A carpet of crops in the established winter garden against the golden vineyards in late October.  Photo: Kate Frey

A carpet of crops in the established winter garden against the golden vineyards in late October. Photo: Kate Frey

Cool Season Planning

When the summer array begins to look tired the beds are cleared and replanted with winter-hardy plants while the days and nights are still warm enough in August and early September to promote good growth.

The viniferous hues of ‘Redbor’ kale, ‘Ruby Frills’ mustard, and ‘Bull’s Blood’ beet.   Photo: Kate Frey

The viniferous hues of ‘Redbor’ kale, ‘Ruby Frills’ mustard, and ‘Bull’s Blood’ beet. Photo: Kate Frey

The winter garden is much more subdued in tone and stature, reflecting the cool temperatures and thin light. Various shades of purple dominate, from ‘Redbor’ kale to the lighter shades ofpurple orach, the deepest red-purple of ‘Bull’s Blood’ beets, and the torn strands of ‘Ruby Frills’ mustard foliage highlighted by orange and rhubarb chard, and gray leeks. Bright green celery lightens the mood.

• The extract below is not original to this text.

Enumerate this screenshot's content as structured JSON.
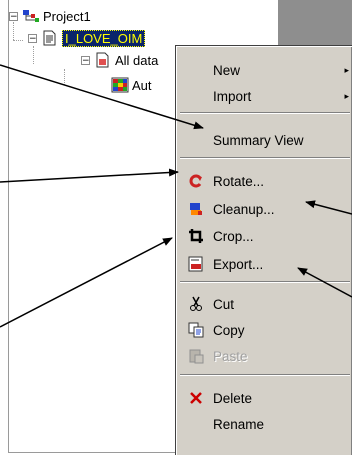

With a lower profile than the summer garden, the individual personality of each vegetable stands out. ‘Lacinato’ kale has a perfect vase shape with leaves that curl like finials. ‘Ragged Jack’ or ‘Red Russian’ kale looks like lace-edged doilies, and purple cabbage leaves look like giant hand-painted petals. ‘Chidori’ kale has a heart of bright lavender among its 
frilly gray skirts. Radicchio is a study in paisley 
and red Pac choi could be a cubist representation 
of a woman. Contrasting wildflowers in brilliant shades of bright yellow, gold, deep blue and purple, like goldfields (Lasthenia glabrata), meadowfoam (Limnanthes douglasii), tidy tips (Layia platyglossa), and honeywort (Cerinthe major purpurascens), create a whole that is a feast for the eyes as well as the palate. Bees and beneficial insects are attracted to the honeywort and meadowfoam.

In all seasons, one plant is hardly distinguishable 
from the next and boundaries are erased; only abundant growth and an array of bees, insects, and hummingbirds—as well as astonished visitors—is the rule. It is enthusiastically exuberant even vivacious, perhaps close to intoxicating.

Morning dew glistens on a purple cabbage leaf.  Photo: Kate Frey

Morning dew glistens on a purple cabbage leaf. Photo: Kate Frey

Though the scale at the winery is large, the concept of an energetic, edible, bio-diverse, and ornamental landscape can easily translate to the home garden, whatever the size. All the plants listed in this article are great candidates. Every year is another occasion to dream up lively new tapestries of flowers and food.